A ella la vemos deambular en una inauguración por entre un mar de piernas. Lleva un vestido celeste similar al de Alicia en el país de las maravillas, un collar de mostacillas de plástico y mastica una galletita. Para variar, no tiene nada que decir sobre sus pinturas. Aunque les pregunta a los miembros del equipo de filmación si quieren jugar con ella. ¿Quién podría resistir a la piccolina Pollock?

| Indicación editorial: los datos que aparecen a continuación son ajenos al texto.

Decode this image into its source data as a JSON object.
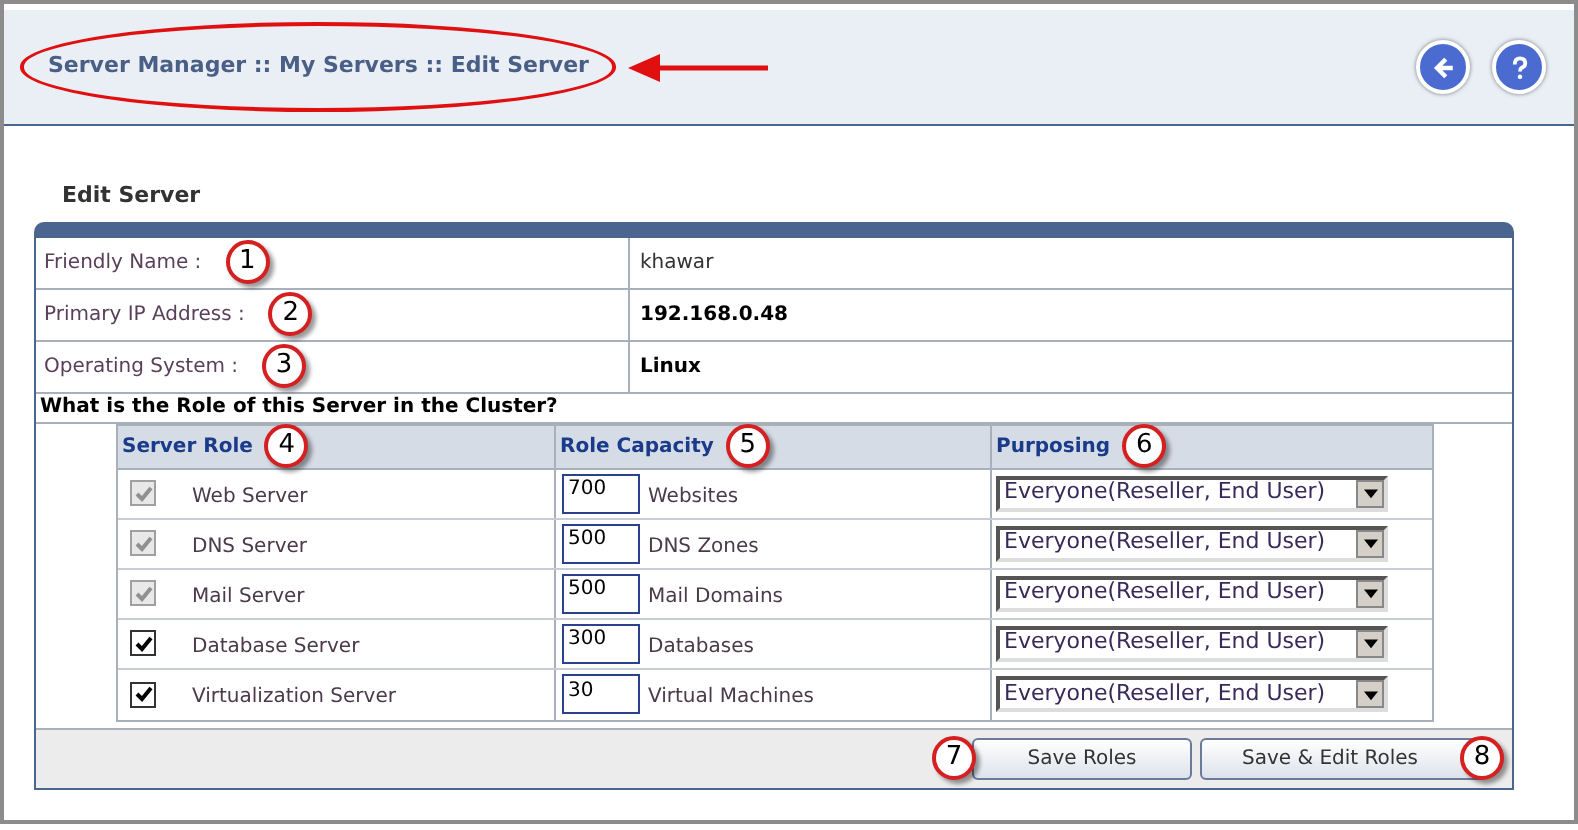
{
  "header": {
    "breadcrumb": "Server Manager :: My Servers :: Edit Server",
    "highlighted": true
  },
  "section_title": "Edit Server",
  "fields": [
    {
      "label": "Friendly Name :",
      "value": "khawar",
      "bold": false,
      "callout": "1"
    },
    {
      "label": "Primary IP Address :",
      "value": "192.168.0.48",
      "bold": true,
      "callout": "2"
    },
    {
      "label": "Operating System :",
      "value": "Linux",
      "bold": true,
      "callout": "3"
    }
  ],
  "question": "What is the Role of this Server in the Cluster?",
  "roles_table": {
    "columns": [
      {
        "label": "Server Role",
        "callout": "4"
      },
      {
        "label": "Role Capacity",
        "callout": "5"
      },
      {
        "label": "Purposing",
        "callout": "6"
      }
    ],
    "rows": [
      {
        "role": "Web Server",
        "checked": true,
        "disabled": true,
        "capacity": "700",
        "unit": "Websites",
        "purposing": "Everyone(Reseller, End User)"
      },
      {
        "role": "DNS Server",
        "checked": true,
        "disabled": true,
        "capacity": "500",
        "unit": "DNS Zones",
        "purposing": "Everyone(Reseller, End User)"
      },
      {
        "role": "Mail Server",
        "checked": true,
        "disabled": true,
        "capacity": "500",
        "unit": "Mail Domains",
        "purposing": "Everyone(Reseller, End User)"
      },
      {
        "role": "Database Server",
        "checked": true,
        "disabled": false,
        "capacity": "300",
        "unit": "Databases",
        "purposing": "Everyone(Reseller, End User)"
      },
      {
        "role": "Virtualization Server",
        "checked": true,
        "disabled": false,
        "capacity": "30",
        "unit": "Virtual Machines",
        "purposing": "Everyone(Reseller, End User)"
      }
    ]
  },
  "buttons": [
    {
      "label": "Save Roles",
      "callout": "7"
    },
    {
      "label": "Save & Edit Roles",
      "callout": "8"
    }
  ]
}
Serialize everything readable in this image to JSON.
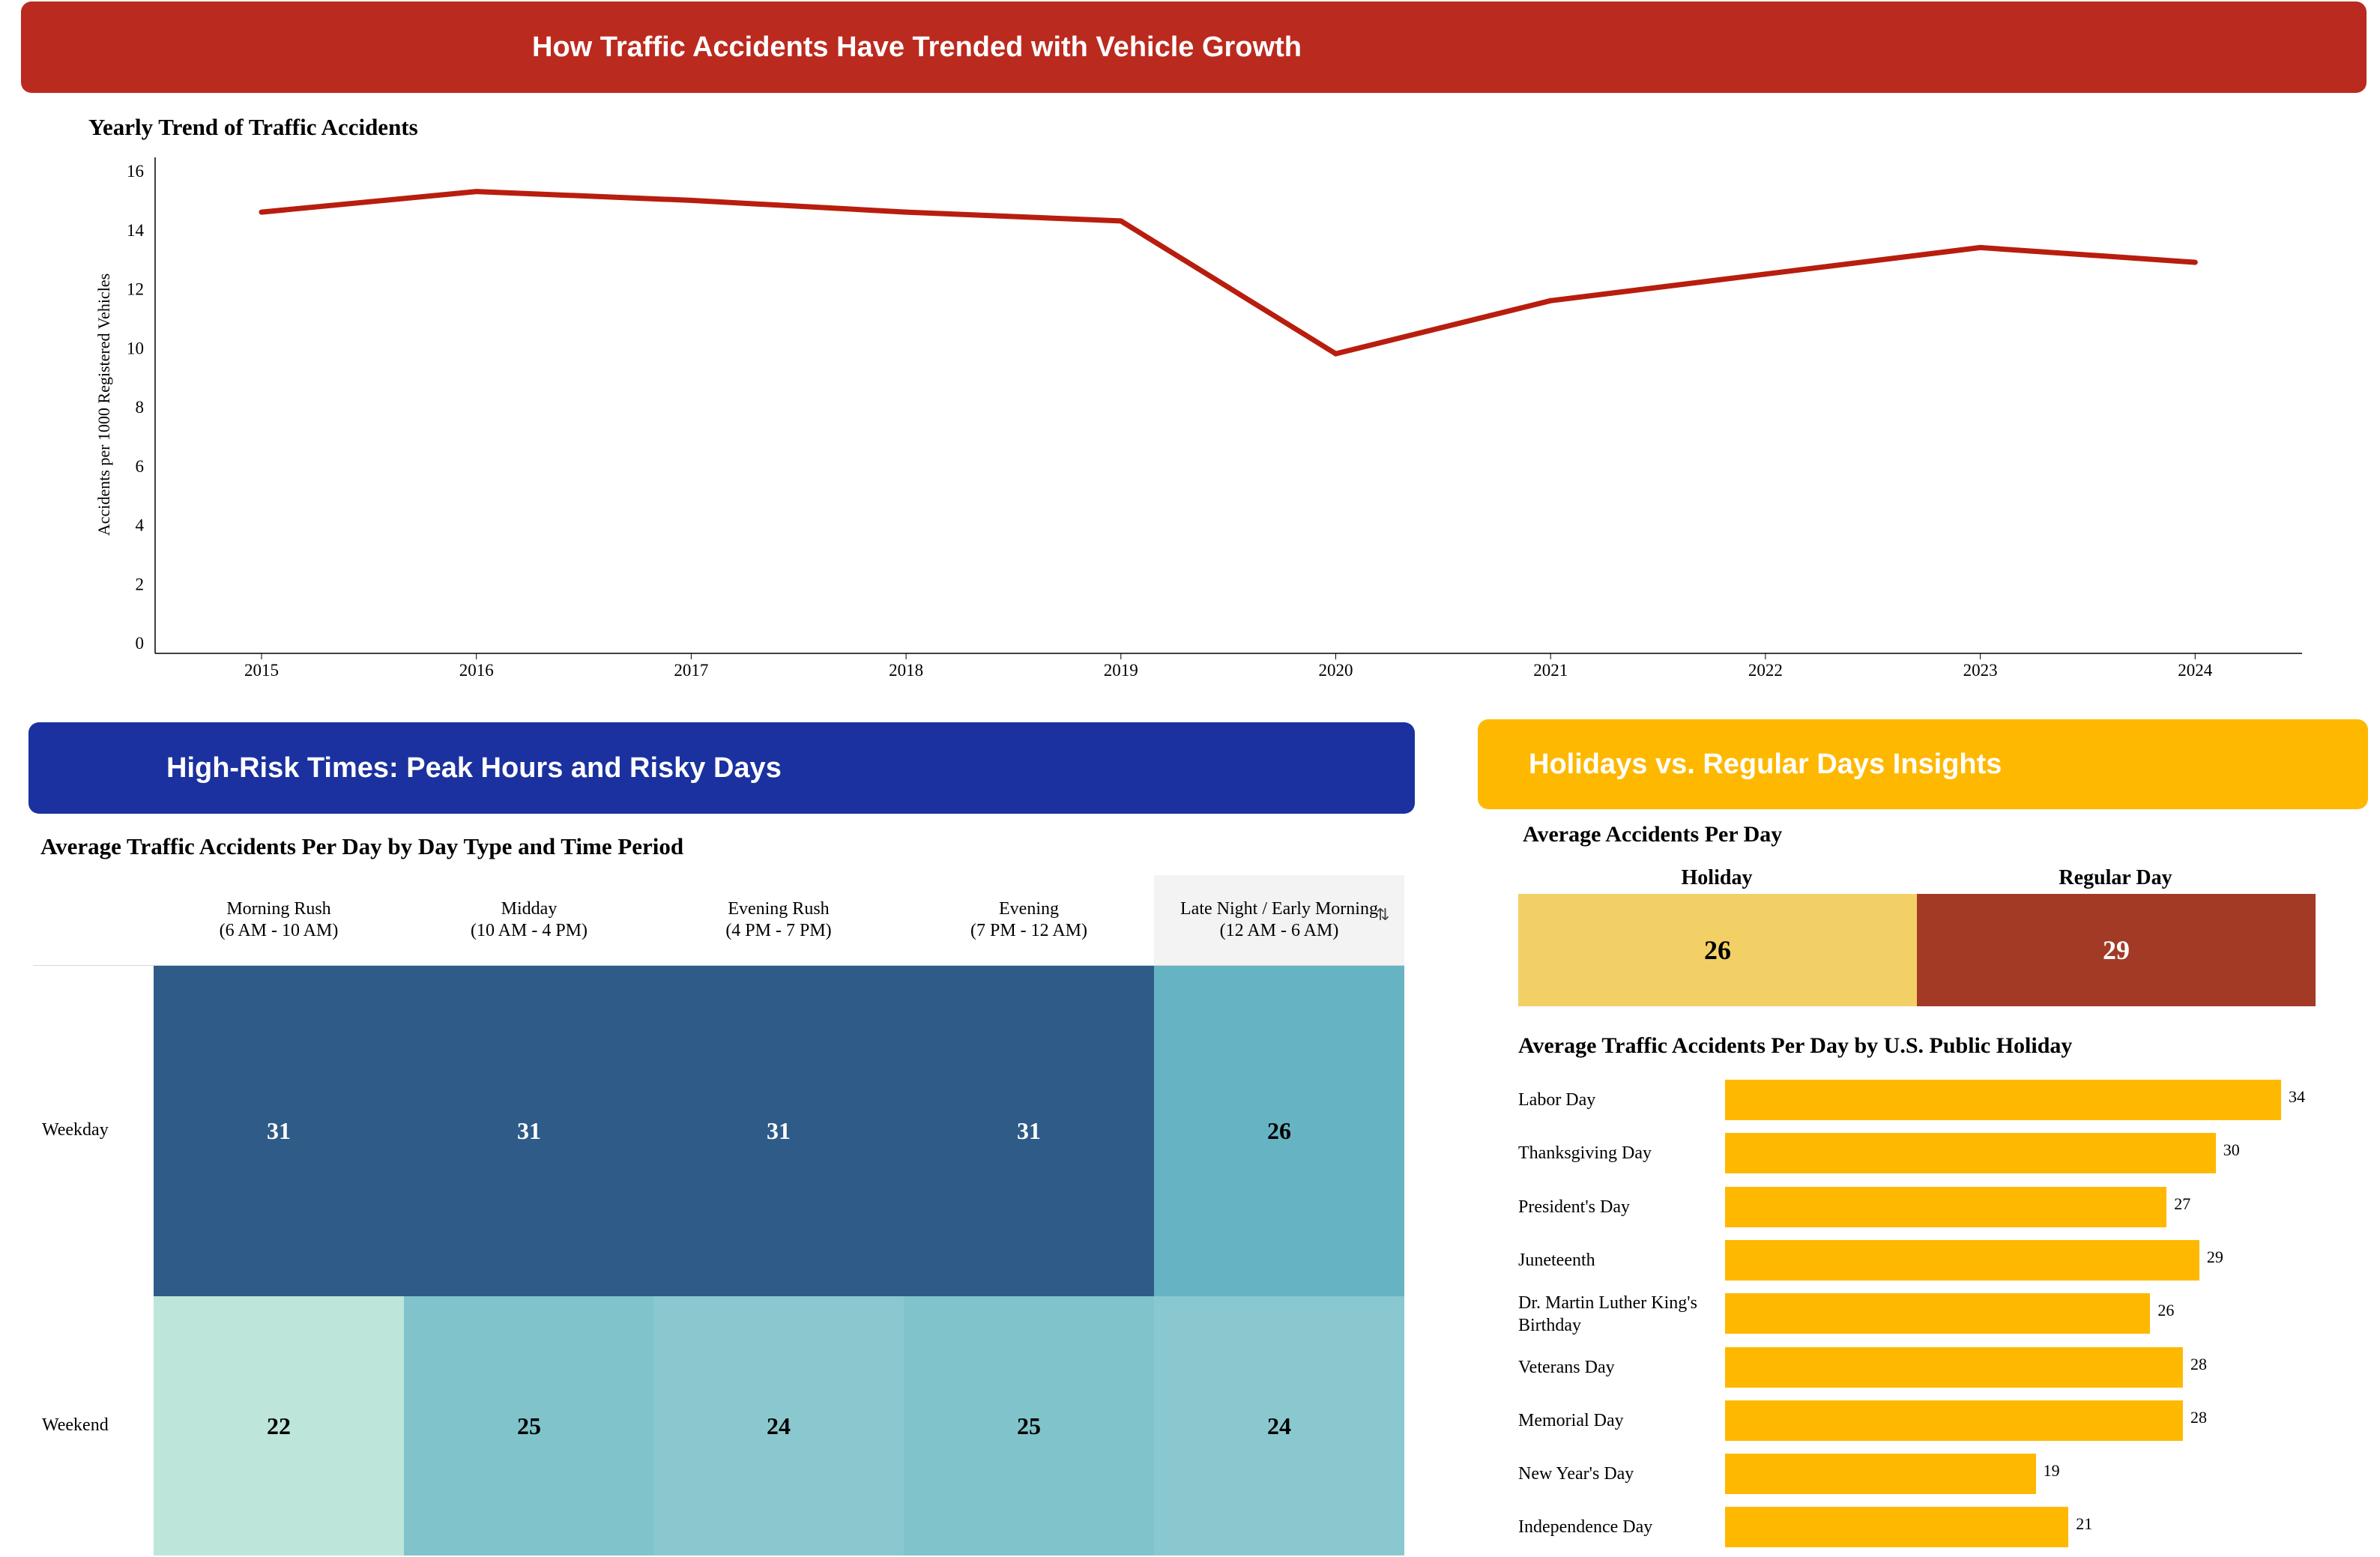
{
  "banners": {
    "top": "How Traffic Accidents Have Trended with Vehicle Growth",
    "blue": "High-Risk Times: Peak Hours and Risky Days",
    "yellow": "Holidays vs. Regular Days Insights"
  },
  "colors": {
    "red_banner": "#bb2a1f",
    "blue_banner": "#1b319f",
    "yellow_banner": "#ffb800",
    "line": "#b81d0e",
    "holiday": "#f2d066",
    "regular_day": "#a23a25",
    "bar": "#ffb800"
  },
  "chart_data": [
    {
      "type": "line",
      "title": "Yearly Trend of Traffic Accidents",
      "xlabel": "",
      "ylabel": "Accidents per 1000 Registered Vehicles",
      "x": [
        "2015",
        "2016",
        "2017",
        "2018",
        "2019",
        "2020",
        "2021",
        "2022",
        "2023",
        "2024"
      ],
      "series": [
        {
          "values": [
            14.6,
            15.3,
            15.0,
            14.6,
            14.3,
            9.8,
            11.6,
            12.5,
            13.4,
            12.9
          ]
        }
      ],
      "yticks": [
        0,
        2,
        4,
        6,
        8,
        10,
        12,
        14,
        16
      ],
      "ylim": [
        0,
        16
      ],
      "grid": false
    },
    {
      "type": "heatmap",
      "title": "Average Traffic Accidents Per Day by Day Type and Time Period",
      "columns": [
        {
          "line1": "Morning Rush",
          "line2": "(6 AM - 10 AM)"
        },
        {
          "line1": "Midday",
          "line2": "(10 AM - 4 PM)"
        },
        {
          "line1": "Evening Rush",
          "line2": "(4 PM - 7 PM)"
        },
        {
          "line1": "Evening",
          "line2": "(7 PM - 12 AM)"
        },
        {
          "line1": "Late Night / Early Morning",
          "line2": "(12 AM - 6 AM)"
        }
      ],
      "rows": [
        {
          "label": "Weekday",
          "values": [
            31,
            31,
            31,
            31,
            26
          ],
          "colors": [
            "#2e5b87",
            "#2e5b87",
            "#2e5b87",
            "#2e5b87",
            "#66b3c3"
          ]
        },
        {
          "label": "Weekend",
          "values": [
            22,
            25,
            24,
            25,
            24
          ],
          "colors": [
            "#bde5da",
            "#80c3cb",
            "#8ac8cf",
            "#80c3cb",
            "#8ac8cf"
          ]
        }
      ]
    },
    {
      "type": "table",
      "title": "Average Accidents Per Day",
      "categories": [
        "Holiday",
        "Regular Day"
      ],
      "values": [
        26,
        29
      ]
    },
    {
      "type": "bar",
      "orientation": "horizontal",
      "title": "Average Traffic Accidents Per Day by U.S. Public Holiday",
      "categories": [
        "Labor Day",
        "Thanksgiving Day",
        "President's Day",
        "Juneteenth",
        "Dr. Martin Luther King's Birthday",
        "Veterans Day",
        "Memorial Day",
        "New Year's Day",
        "Independence Day"
      ],
      "values": [
        34,
        30,
        27,
        29,
        26,
        28,
        28,
        19,
        21
      ],
      "xlim": [
        0,
        34
      ]
    }
  ]
}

Hay una ley que dice que para mantener el interés, las noticias o bien cambian o mueren. Y lo que comienza como una celebración de la creatividad infantil pronto toma una senda oscura. La periodista local Elizabeth Cohen, la mente más clara en todo el asunto, parece escapada del coro de una tragedia griega: “Los medios son monstruos hambrientos, hay que alimentarlos”, profetiza. Una noche, dos días antes de una inauguración altamente esperada en San Francisco, los padres y el director se sientan a ver un programa más dedicado a la pequeña bella genio. Pero esta vez, mientras el programa avanza, la vida se drena de sus rostros. El especial de 60 Minutes ha puesto una cámara oculta en el sótano de la casa de los Olmstead para cerciorarse de quién es el verdadero autor de las pinturas. Y entonces se ve lo que nadie quiere ver: mientras Marla dibuja indecisa, desde fuera de cuadro la voz de su padre murmura: “Agrégale rojo, agrégale rojo. Me estás volviendo loco. Agrégale el rojo”. Certero, 60 Minutes anuncia el fraude; dos minutos después, las ventas de pinturas de Marla Olmstead se detienen en un punto muerto.
La revelación toma a todos por sorpresa. O por lo menos al director y a la madre. Y Marla se convierte en el centro de una caza de brujas. Entonces la narración cambia de carril. Lo que empezó como una historia sobre el significado del arte se vuelve ahora una película sobre autoría y moral. Los padres luchan por limpiar su honor mientras sufren el equivalente moderno a ser untados con alquitrán y plumas: una lluvia de e-mails anónimos llenos de odio y vilipendio. Y a la vez, el director entra en conflicto, lo que obliga a girar la cámara sobre sí mismo: ¿cómo reconcilia su cariño hacia la familia con su búsqueda de la verdad? “Necesito filmar a Marla pintando”, masculla Bar-Lev de noche en una ruta pero, ante su espanto, encuentra que sus filmaciones sólo apoyan la evidencia en su contra: cada vez que se propone capturar a la pequeña en acción, ella pinta muñequitos o, peor aún, sin ningún pudor, le exige al padre que o bien la ayude o se borre del mapa. Jackson Pollock no podría sonar más perentorio.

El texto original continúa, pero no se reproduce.